El tener como preferencia erótica, por ejemplo, el voyeurismo no es un problema psiquiátrico, el que esa elección comporte una neurosis no es un problema psicológico, lo es de entendimiento del hecho sexual. El tener, por ejemplo, una disfunción eréctil o eyaculatoria o vaginismo no es, en el 99,9 por ciento de los casos, un trastorno orgánico, es un asunto de entendimiento de lo que es el sexo.
Sin embargo, cada vez que nos asalta una «alteración» como las precedentes, acudimos al médico (psiquiatra o del aparato reproductor) o al psicólogo o al confesor; porque hemos hecho del sexo una patología. Hemos «medicalizado» nuestra condición de seres sexuados y hemos dejado que la moral, venga de donde venga, sea quien la juzgue (cuando uno no tiene más que no hacer daño al otro, y el otro y el uno, que no dejarse engañar por la chachara de los demás).
Una vez, alguien me dijo al oído lo siguiente: «Busca quién te solventa el problema y tendrás, muchas veces, el que lo ocasiona» (los políticos suelen ser un magnífico ejempío de esa máxima). Será porque, muchas veces, los mismos que nos absuelven nos inculcaron la culpa.
Al sexo lo hemos «normalizado» (tantas veces, de tantas formas y en tanto tiempo), lo hemos «normalizado» (tanto mide, tanto dura) y lo hemos hecho «finalista» (el famoso «coitorgasmo»), consiguiendo que se convierta en una actividad neurotizante. Que genera la neurosis de la culpa, y sus vastagos, la pena y la angustia.

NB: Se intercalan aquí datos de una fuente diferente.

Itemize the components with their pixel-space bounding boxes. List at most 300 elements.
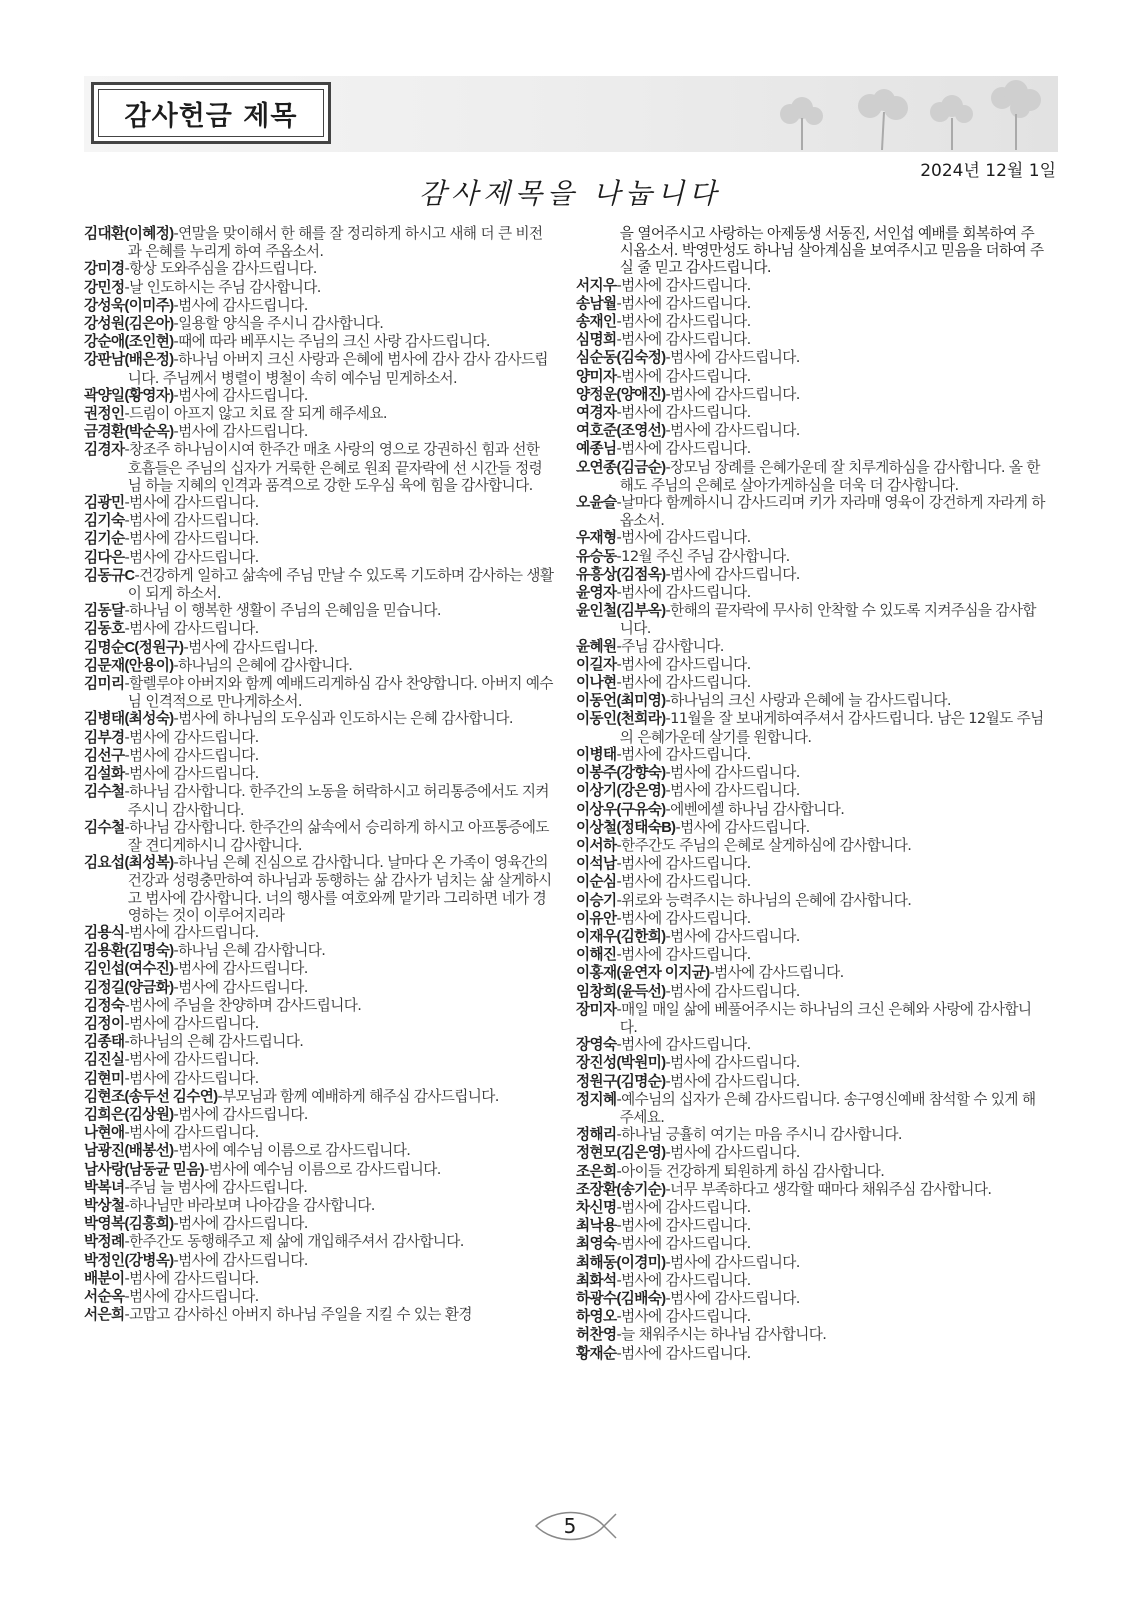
entry-item xyxy=(576,873,1046,891)
entry-item xyxy=(84,675,554,710)
entry-item xyxy=(84,423,554,441)
entry-text: -범사에 감사드립니다. xyxy=(665,1253,800,1271)
entry-text: -부모님과 함께 예배하게 해주심 감사드립니다. xyxy=(217,1087,499,1105)
entry-name: 정지혜 xyxy=(576,1091,617,1108)
entry-name: 김요섭(최성복) xyxy=(84,855,174,872)
entry-name: 유흥상(김점옥) xyxy=(576,566,666,583)
entry-text: -범사에 감사드립니다. xyxy=(665,1072,800,1090)
entry-text: -범사에 감사드립니다. xyxy=(616,855,751,873)
entry-name: 최영숙 xyxy=(576,1236,617,1253)
right-column xyxy=(576,225,1046,1363)
entry-name: 이승기 xyxy=(576,892,617,909)
entry-text: -범사에 감사드립니다. xyxy=(173,1105,308,1123)
entry-text: -한해의 끝자락에 무사히 안착할 수 있도록 지켜주심을 감사합니다. xyxy=(619,602,1036,638)
entry-text: -에벤에셀 하나님 감사합니다. xyxy=(665,800,845,818)
entry-item xyxy=(84,1270,554,1288)
entry-text: -범사에 감사드립니다. xyxy=(665,1144,800,1162)
entry-name: 김종태 xyxy=(84,1034,125,1051)
entry-item xyxy=(84,1252,554,1270)
entry-text: -범사에 감사드립니다. xyxy=(124,1287,259,1305)
entry-item xyxy=(576,1091,1046,1126)
entry-item xyxy=(576,983,1046,1001)
entry-name: 김동규C xyxy=(84,567,135,584)
section-heading: 감사제목을 나눕니다 xyxy=(418,177,722,210)
entry-item xyxy=(84,279,554,297)
entry-name: 김설화 xyxy=(84,766,125,783)
entry-item xyxy=(84,1033,554,1051)
entry-item xyxy=(84,942,554,960)
entry-text: -아이들 건강하게 퇴원하게 하심 감사합니다. xyxy=(616,1162,885,1180)
entry-text: -범사에 감사드립니다. xyxy=(124,746,259,764)
entry-text: -범사에 감사드립니다. xyxy=(124,1269,259,1287)
entry-name: 윤인철(김부옥) xyxy=(576,603,666,620)
entry-name: 예종님 xyxy=(576,441,617,458)
entry-text: -범사에 감사드립니다. xyxy=(173,960,308,978)
entry-item xyxy=(576,1036,1046,1054)
entry-name: 이동언(최미영) xyxy=(576,693,666,710)
entry-name: 오연종(김금순) xyxy=(576,459,666,476)
entry-item xyxy=(84,315,554,333)
entry-text: -일용할 양식을 주시니 감사합니다. xyxy=(173,315,384,333)
entry-text: -범사에 감사드립니다. xyxy=(665,1289,800,1307)
entry-item xyxy=(576,855,1046,873)
entry-name: 심명희 xyxy=(576,332,617,349)
entry-name: 장미자 xyxy=(576,1001,617,1018)
entry-name: 김인섭(여수진) xyxy=(84,961,174,978)
entry-text: -범사에 감사드립니다. xyxy=(616,745,751,763)
entry-name: 남광진(배봉선) xyxy=(84,1143,174,1160)
entry-name: 이상철(정태숙B) xyxy=(576,819,676,836)
entry-text: -범사에 감사드립니다. xyxy=(173,423,308,441)
entry-text: -범사에 감사드립니다. xyxy=(124,765,259,783)
entry-text: -범사에 감사드립니다. xyxy=(616,946,751,964)
entry-text: -하나님의 크신 사랑과 은혜에 늘 감사드립니다. xyxy=(665,692,951,710)
entry-item xyxy=(84,729,554,747)
entry-text: -하나님 긍휼히 여기는 마음 주시니 감사합니다. xyxy=(616,1126,902,1144)
entry-name: 김용식 xyxy=(84,924,125,941)
entry-name: 김희은(김상원) xyxy=(84,1106,174,1123)
entry-name: 서은희 xyxy=(84,1307,125,1324)
entry-name: 이해진 xyxy=(576,947,617,964)
entry-item xyxy=(576,674,1046,692)
entry-name: 김광민 xyxy=(84,495,125,512)
entry-name: 하광수(김배숙) xyxy=(576,1290,666,1307)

Querer cortarse las uñas con una llave inglesa es muy frustrante, pero el origen de la neurosis es tan sencillo como saber para qué sirve una llave inglesa. Conviene que algunos que saben lo que es una llave inglesa lo expliquen, sin contarnos solamente los huesos que se pueden romper golpeando con ella, sin hacer que nos olvidemos la llave inglesa en casa porque estamos obsesionados con ponernos los guantes de soldador antes de usarla y sin dedicarse a curar las posibles lesiones que pueda ocasionar el uso de una llave inglesa, como si esas lesiones partieran de otra cosa que no fuera el hecho de no saber usar una llave inglesa.
La sexología puede ser el gran enemigo de la moral, quizá por eso, su existencia, pese a tener cien años de historia, sigue difuminada como una palabra rotulada en tinta a la que le hubiéramos escupido encima. Es una sabiduría sin formación específica propia (al menos, en España), sin colegiados, con sus puertas abiertas de par en par para el intrusismo y la charlatanería y sigue siendo tan extraña y puede llegar a ser tan demoledora que ni siquiera le hemos encontrado ni la necesidad ni el merchandising.
He conocido a lo largo de mi trayectoria y de mi formación a extraordinarios sexólogos; algunos actúan como tal, otros lo hacen bajo el amparo de las ciencias médicas y otros, desde la más profunda reflexión en las catacumbas de algún aula donde todavía se puede fumar. A todos ellos, mi ánimo y mi respeto.
Era una mañana de finales de marzo de 2007 y los ciruelos empezaban a mostrar las yemas de sus flores blancas. Allá en Japón, los tambores «taiko» debían tronar celebrando el fin del invierno. En casa, sonaba Mónteseos y Capuletos, de la suite de baile Romeo y Julieta, de Prokofiev. Tenía el sabor del eretismo todavía en el aliento y el olor de su piel en mi retina. Me incorporé en la cama y cogí la libreta en la que en la noche anterior había anotado algunas cosas que me habían interesado de la lectura de Elfriede Jelinek. Aparté de mi regazo a Monsieur Alfred, el gato mitad siamés mitad yo, que habíamos recogido hacía un año de un refugio, y con el mismo lápiz que había utilizado, empecé a escribir este libro.
Y anoté: Antimanual de sexo.
Para contar cosas como éstas.
Para hablar de Piolé, de los patos y de las llaves inglesas.
A Jorge de los Santos, el que me despierta por las mañanas, el que me acuna por las noches y pocas veces me duerme. Gracias, mi amor, por ayudarme en la construcción de este libro y por suministrarme fuentes inestimables a las que, sin ti, no hubiese podido acceder.
A Ana Lamente y a Belén López, dos seductoras que han hecho de estos Temas, Hoy, mi Planeta.
A Efigenio Amezúa, el sabio, que hizo del sexo el Sexo. Por enseñarnos a pensar en una sociedad que no nos quiere «pensantes» (sólo «biempensantes»).
A los que lean mi gratitud y sepan a lo que me refiero.
Al Trankimazin y al Lormetazepam (de 2 mg cada uno). A ellos también.